Adding support for persistent workers and logger fix #198

Open jlotthammer opened 3 weeks ago

jlotthammer commented 3 weeks ago

What is the goal of this PR?

This PR adds enhanced configurability and stability to data loading and logging features within pyrelational's DataManager and LightningModelManager classes. These changes aim to improve both the efficiency of data handling and logging management by adding support for persistent workers in data loading and establishing the ability to pass loggers to the pytorch lightning trainer. This update ensures that data loading can better utilize resources over prolonged tasks and provides support for pytorch lightning loggers.

What are the changes implemented in this PR?

Persistent Workers in DataManager:

The DataManager class now includes an option to keep workers persistent across data loading iterations, controlled by a new loader_persistent_workers parameter. By setting loader_persistent_workers: bool = False by default, backwards compatibility is maintained, but it can be enabled to reduce initialization overhead in multi-epoch training, benefiting users handling larger datasets or needing faster data loader setup times.

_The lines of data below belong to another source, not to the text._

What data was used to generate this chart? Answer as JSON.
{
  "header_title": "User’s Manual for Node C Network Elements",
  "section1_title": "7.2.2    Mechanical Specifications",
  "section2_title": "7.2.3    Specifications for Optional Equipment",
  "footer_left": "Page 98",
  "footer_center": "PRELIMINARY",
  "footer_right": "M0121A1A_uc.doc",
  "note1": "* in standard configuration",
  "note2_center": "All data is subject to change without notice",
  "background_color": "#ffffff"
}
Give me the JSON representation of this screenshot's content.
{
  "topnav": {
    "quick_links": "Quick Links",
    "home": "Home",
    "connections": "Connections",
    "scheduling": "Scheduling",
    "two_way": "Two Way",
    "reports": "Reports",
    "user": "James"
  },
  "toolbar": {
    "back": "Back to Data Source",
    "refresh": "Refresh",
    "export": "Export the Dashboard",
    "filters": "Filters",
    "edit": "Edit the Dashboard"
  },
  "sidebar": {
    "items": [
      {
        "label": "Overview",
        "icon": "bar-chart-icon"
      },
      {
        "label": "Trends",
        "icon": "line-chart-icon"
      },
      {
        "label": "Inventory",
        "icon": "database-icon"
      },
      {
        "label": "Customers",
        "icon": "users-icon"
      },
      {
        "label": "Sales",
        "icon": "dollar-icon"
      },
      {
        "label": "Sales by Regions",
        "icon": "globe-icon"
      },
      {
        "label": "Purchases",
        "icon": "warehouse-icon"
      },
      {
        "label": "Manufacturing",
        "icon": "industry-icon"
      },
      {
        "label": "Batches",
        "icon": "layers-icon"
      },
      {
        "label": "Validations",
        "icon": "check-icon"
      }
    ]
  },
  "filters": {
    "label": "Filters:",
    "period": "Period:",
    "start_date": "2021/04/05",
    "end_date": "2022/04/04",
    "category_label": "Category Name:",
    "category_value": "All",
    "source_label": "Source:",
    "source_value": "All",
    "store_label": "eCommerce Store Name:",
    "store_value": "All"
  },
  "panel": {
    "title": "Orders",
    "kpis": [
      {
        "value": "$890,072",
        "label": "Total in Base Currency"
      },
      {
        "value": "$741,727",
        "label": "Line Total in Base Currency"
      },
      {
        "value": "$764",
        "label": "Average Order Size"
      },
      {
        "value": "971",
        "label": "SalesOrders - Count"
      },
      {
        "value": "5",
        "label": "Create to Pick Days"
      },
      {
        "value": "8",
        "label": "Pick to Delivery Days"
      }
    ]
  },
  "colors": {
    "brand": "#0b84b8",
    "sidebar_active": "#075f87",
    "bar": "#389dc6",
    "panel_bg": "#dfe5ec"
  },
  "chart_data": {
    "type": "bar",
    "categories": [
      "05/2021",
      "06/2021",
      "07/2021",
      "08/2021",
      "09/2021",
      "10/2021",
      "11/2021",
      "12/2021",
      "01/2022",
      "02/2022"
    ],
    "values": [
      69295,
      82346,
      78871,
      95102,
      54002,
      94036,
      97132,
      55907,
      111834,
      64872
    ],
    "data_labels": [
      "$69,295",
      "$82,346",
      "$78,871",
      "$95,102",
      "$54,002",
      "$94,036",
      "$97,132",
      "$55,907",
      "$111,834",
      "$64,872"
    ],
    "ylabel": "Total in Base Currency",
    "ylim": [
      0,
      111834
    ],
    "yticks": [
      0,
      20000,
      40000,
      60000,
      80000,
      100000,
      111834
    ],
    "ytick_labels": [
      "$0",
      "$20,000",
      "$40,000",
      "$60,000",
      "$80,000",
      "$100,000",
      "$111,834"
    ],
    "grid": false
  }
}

In the LightningModelManager class, default logging has been configured using PyTorch Lightning's CSVLogger. If no logger is specified in trainer_config, a CSVLogger is automatically set up to log to config["checkpoints_dir"] consistent with pytorch lightning.

Lastly, the abstract model manager now uses a context manager to load JSON data.

thomasgaudelet commented 2 weeks ago

Thanks for this! Adding @paulmorio for review! We'll review asap 🙂